Depois de um mês, ele entrou na China, a pé. Em 2007, dois anos após a fuga, estava vivendo na Coreia do Sul. Quatro anos mais tarde, morava no Sul da Califórnia e era um embaixador sênior da Liberty in North Korea (LiNK; Liberdade na Coreia do Norte), um grupo americano de defesa dos direitos humanos.
Nas histórias de sobreviventes a campos de concentração, há um arco narrativo recorrente. Forças de segurança roubam o protagonista de uma família amorosa e de um lar confortável. Para sobreviver, ele abandona princípios morais, reprime sentimentos por outras pessoas e deixa de ser um ser humano civilizado. (P.21)
Amor, misericórdia e família eram palavras sem significado. Deus não desapareceu ou morreu. Shin nunca ouvira falar dele.
Ao contrário dos sobreviventes a um campo de concentração, Shin não foi arrancado de uma existência civilizada e obrigado a descer ao inferno. Ele nasceu e cresceu lá dentro. Aceitava seus valores. Chamava-o de lar. (P.22)
Os campos de trabalhos forçados da Coreia do Norte já duram duas vezes mais tempo que o Gulag soviético e cerca de 12 vezes mais que os campos de concentração nazistas.
Numa parte do mundo em que quase todos os outros países enriqueciam, seu povo via-se cada vez mais isolado, pobre e faminto. (P.25)
Homens e mulheres solteiros viviam em dormitórios segregados por sexo. A oitava regra do Campo 14, que Shin teve de memorizar, dizia: “Caso ocorra contato físico sexual sem prévia aprovação, os perpetradores serão fuzilados imediatamente. ” (P.35)
A mãe de Shin ficou ajoelhada sobre o cimo, ao sol, por uma hora e meia, com os braços estendidos para o céu. O menino manteve-se por perto e observou. Não sabia o que dizer a ela. Não disse nada. (P.37)

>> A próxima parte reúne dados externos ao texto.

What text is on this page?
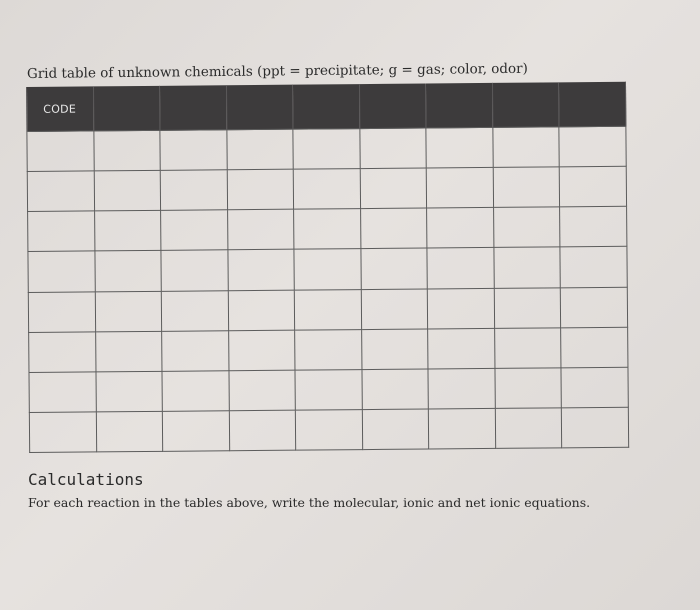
Grid table of unknown chemicals (ppt = precipitate; g = gas; color, odor)
CODE								

Calculations
For each reaction in the tables above, write the molecular, ionic and net ionic equations.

Apanhar e assar ratos tornou-se uma paixão para Shin. Ele os capturava em casa, nos campos e na latrina. Costumava encontrar-se com os amigos à noite, na escola primária, onde havia uma grelha a carvão, para assá-los. Tirava-lhes a pele, raspava-lhes as entranhas, salgava a sobra e mastigava o resto — a carne, os ossos e as minúsculas patinhas. (P.38)
Uma técnica alternativa de combate à fome consistia em imitar as vacas, regurgitando uma refeição recente e comendo-a de novo. Shin experimentou o artifício algumas vezes, mas isso não ajudou a aliviar sua fome. (P.39)

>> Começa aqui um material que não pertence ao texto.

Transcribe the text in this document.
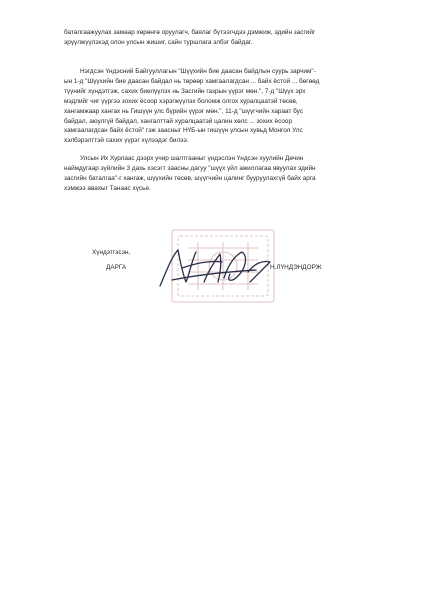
баталгаажуулах замаар хөрөнгө оруулагч, баялаг бүтээгчдээ дэмжиж, эдийн засгийг
эрүүлжүүлэхэд олон улсын жишиг, сайн туршлага элбэг байдаг.
Нэгдсэн Үндэсний Байгууллагын "Шүүхийн бие даасан байдлын суурь зарчим"-
ын 1-д "Шүүхийн бие даасан байдал нь төрөөр хамгаалагдсан ... байх ёстой ... бөгөөд
түүнийг хүндэтгэж, сахих биелүүлэх нь Засгийн газрын үүрэг мөн.", 7-д "Шүүх эрх
мэдлийг чиг үүргээ зохих ёсоор хэрэгжүүлэх боломж олгох хуралцаатэй төсөв,
хангамжаар хангах нь Гишүүн улс бүрийн үүрэг мөн.", 11-д "шүүгчийн хараат бус
байдал, аюулгүй байдал, хангалттай хуралцаатэй цалин хөлс ... зохих ёсоор
хамгаалагдсан байх ёстой" гэж заасныг НҮБ-ын гишүүн улсын хувьд Монгол Улс
хэлбэрэлттэй сахих үүрэг хүлээдэг билээ.
Улсын Их Хурлаас дээрх учир шалтгааныг үндэслэн Үндсэн хуулийн Дөчин
наймдугаар зүйлийн 3 дахь хэсэгт заасны дагуу "шүүх үйл ажиллагаа явуулах эдийн
засгийн баталгаа"-г хангаж, шүүхийн төсөв, шүүгчийн цалинг бууруулахгүй байх арга
хэмжээ авахыг Танаас хүсье.
Хүндэтгэсэн,
ДАРГА	Н.ЛҮНДЭНДОРЖ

Desde os anos 1990, a Coreia do Norte tem sido incapaz de cultivar, comprar ou distribuir alimentos suficientes para sua população. Em meados dessa década, a fome matou talvez um milhão de norte-coreanos. Se uma taxa de mortalidade semelhante ocorresse nos Estados Unidos, reclamaria cerca de 12 milhões de vidas. (P.40)
Lá ensinavam linguagem e aritmética elementares, treinavam as crianças quanto às regras do campo e lhes lembravam a todo instante seu sangue iníquo. Os alunos da escola primária tinham seis dias de aula por semana. Os da escola secundária tinham sete, com um dia de folga por mês. Vocês têm de lavar os pecados de suas mães e seus pais, por isso tratem detrabalhar com afinco! dizia-lhes o diretor nas assembleias. (P.45)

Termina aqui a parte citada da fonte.